Recently, Meng Anming's lab disclosed the clock-like function of nuclear pore complex maturation for the onset of zygotic genome activation in zebrafish embryos. Besides, his lab discovered for the first time an indispensable role of the second polar body in setting up the initial cell fate asymmetry during pre-implantation period and in regulating post-implantation development in mouse embryos.

== Trainees ==
The majority of Dr. Meng's former graduates are still doing scientific research. Some of them have PI positions in universities or institutions such as the University of Texas MD Anderson Cancer Center, the Institute of Genetics and Developmental Biology, Tongji University, Chongqing University, Ocean University of China, Zhejiang University, Huazhong University of Science and Technology, Beijing Institute of Technology, Chongqing Medical University, Soochow University, and Minnan Normal University.

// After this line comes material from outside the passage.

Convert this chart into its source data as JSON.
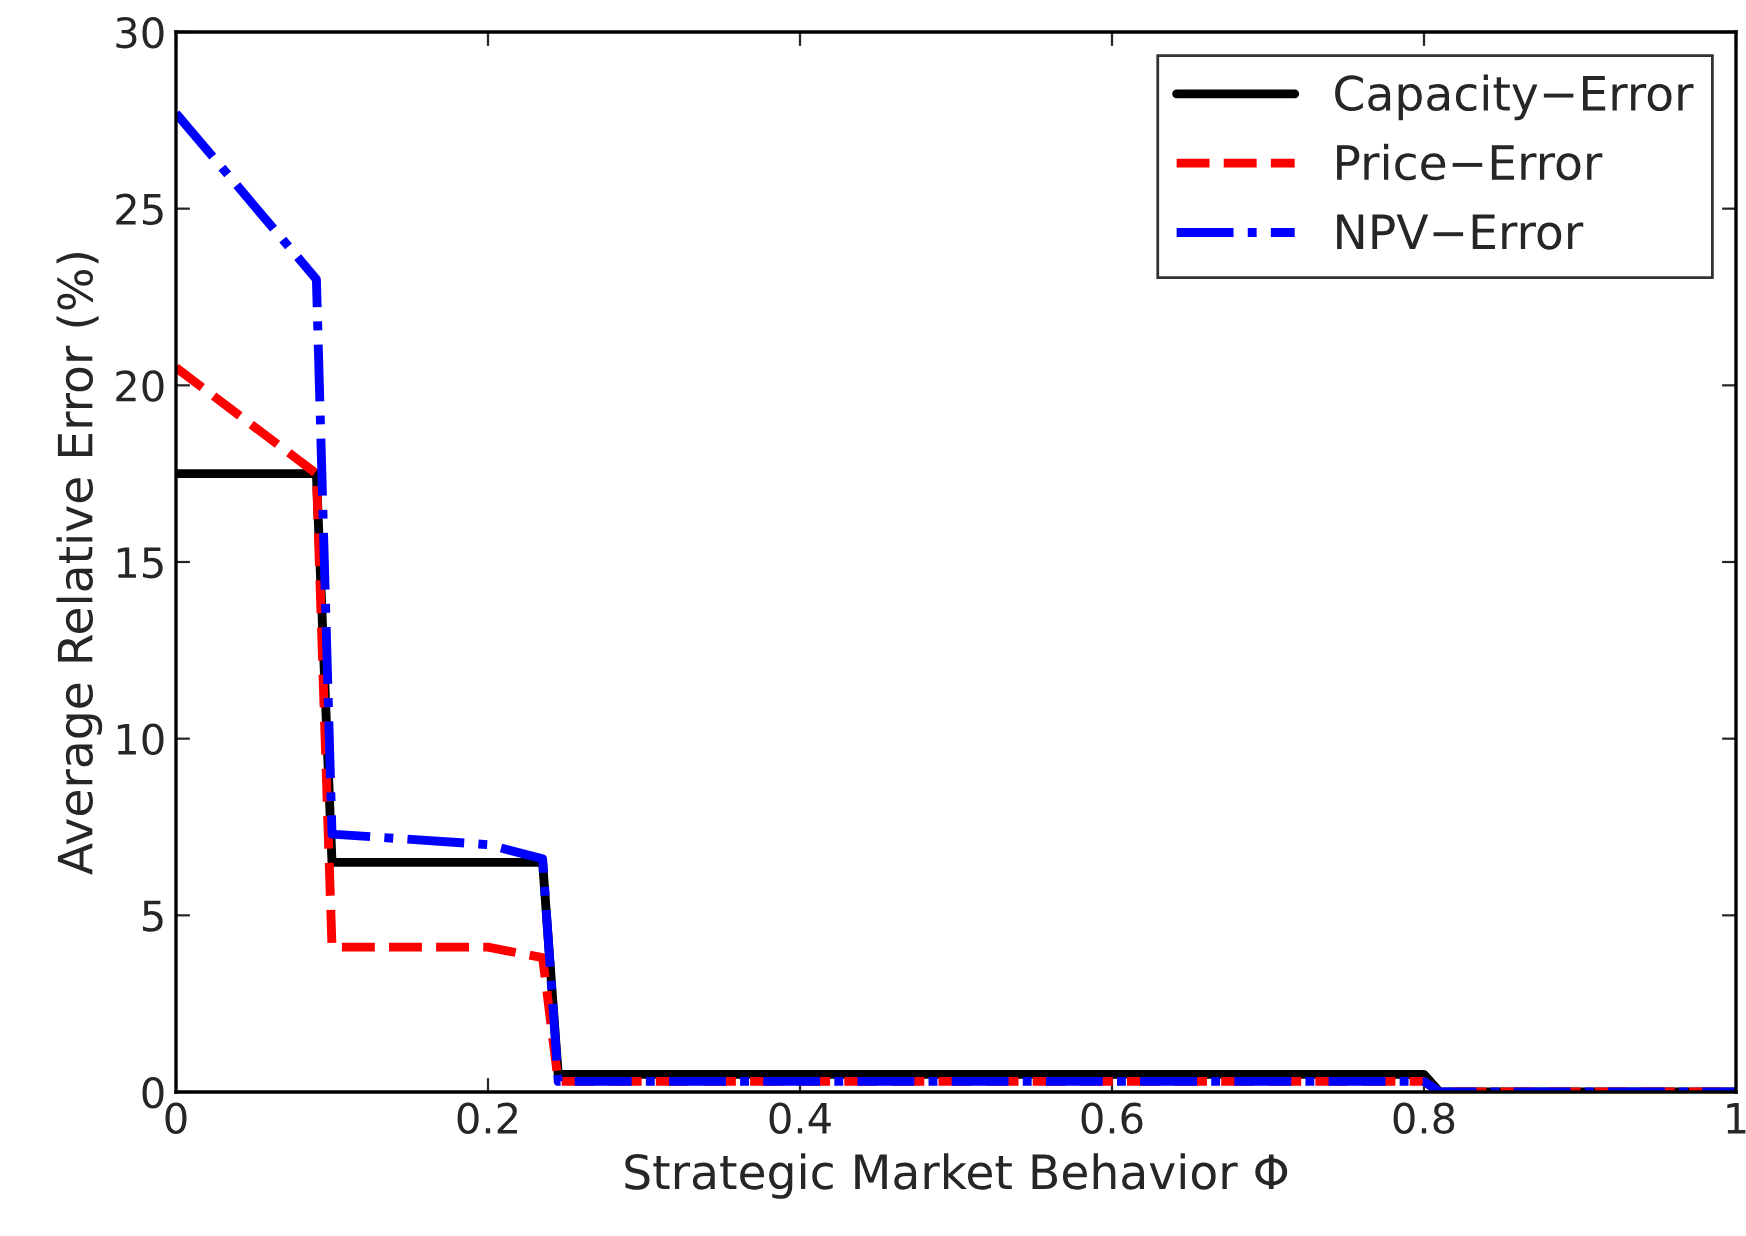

== Service in editorial boards ==
Meng Anming has served some scientific journals including:

- Journal of Genetics and Genomics, Advisory Board member (2007-);
- Cell Research: Editorial board member and advisory board member (2006-);
- Journal of Biological Chemistry, Editorial board member (2009-2013);
- Current Zoology, Editor in Chief (2009-2019);
- Journal of Cell Science, Editorial board member and advisory board member (2008-);
- BMC Development Biology, Editorial board member and advisory board member (2010-);
- Mechanisms of Development, Editorial board member and advisory board member (2011-);
- Open Biology, Associate editor (2012-);
- Journal of Molecular Cell Biology, Associate editor (2016-);
- Development, Advisory board member (2019-);
- National Science Reviews, Section editor (2023-2027);
- National Science Open, Executive editor-in-chief in Life Sciences and Medicine (2022-).

== Service in academic societies ==
He holds positions in some academic societies including:

- Chinese Society for Cell Biology, member of council (2003-2012);
- Asia Pacific Developmental Biology Network (APDBN), president of the Organizing Committee (2013-2015);
- Genetics Society of China, vice president (2013-2023);
- China Zoological Society, president (2014-2024), vice president (2004-2013);
- China Union of Life Science Societies, president (2022-2023).

== Awards ==
He has received awards such as:

- Outstanding Young Scholar, Hong Kong Qiu Shi Science & Technologies Foundation, 2000;
- Teaching and Research Award for University Outstanding Young Teachers, the Ministry of Education of China, 2000;
- China National Funds for Distinguished Young Scholars, 2000;
- Cheung Kong Scholar, the Ministry of Education of China and Li Kai Shing Foundation, Hong Kong, 2001;
- Prize for Science and Technology Advancement, the Ho Leung Ho Lee Foundation, 2007;
- Tan Jia Zhen Achievement Award in life sciences, Shanghai Biopharmaceutical Industry Association, 2012;
- Outstanding Accomplishment Award of the Chinese Society of Cell Biology, 2020;
- Lifetime Accomplishment Award in Zebrafish Research, the Chinese Society of Zebrafish Research, 2023.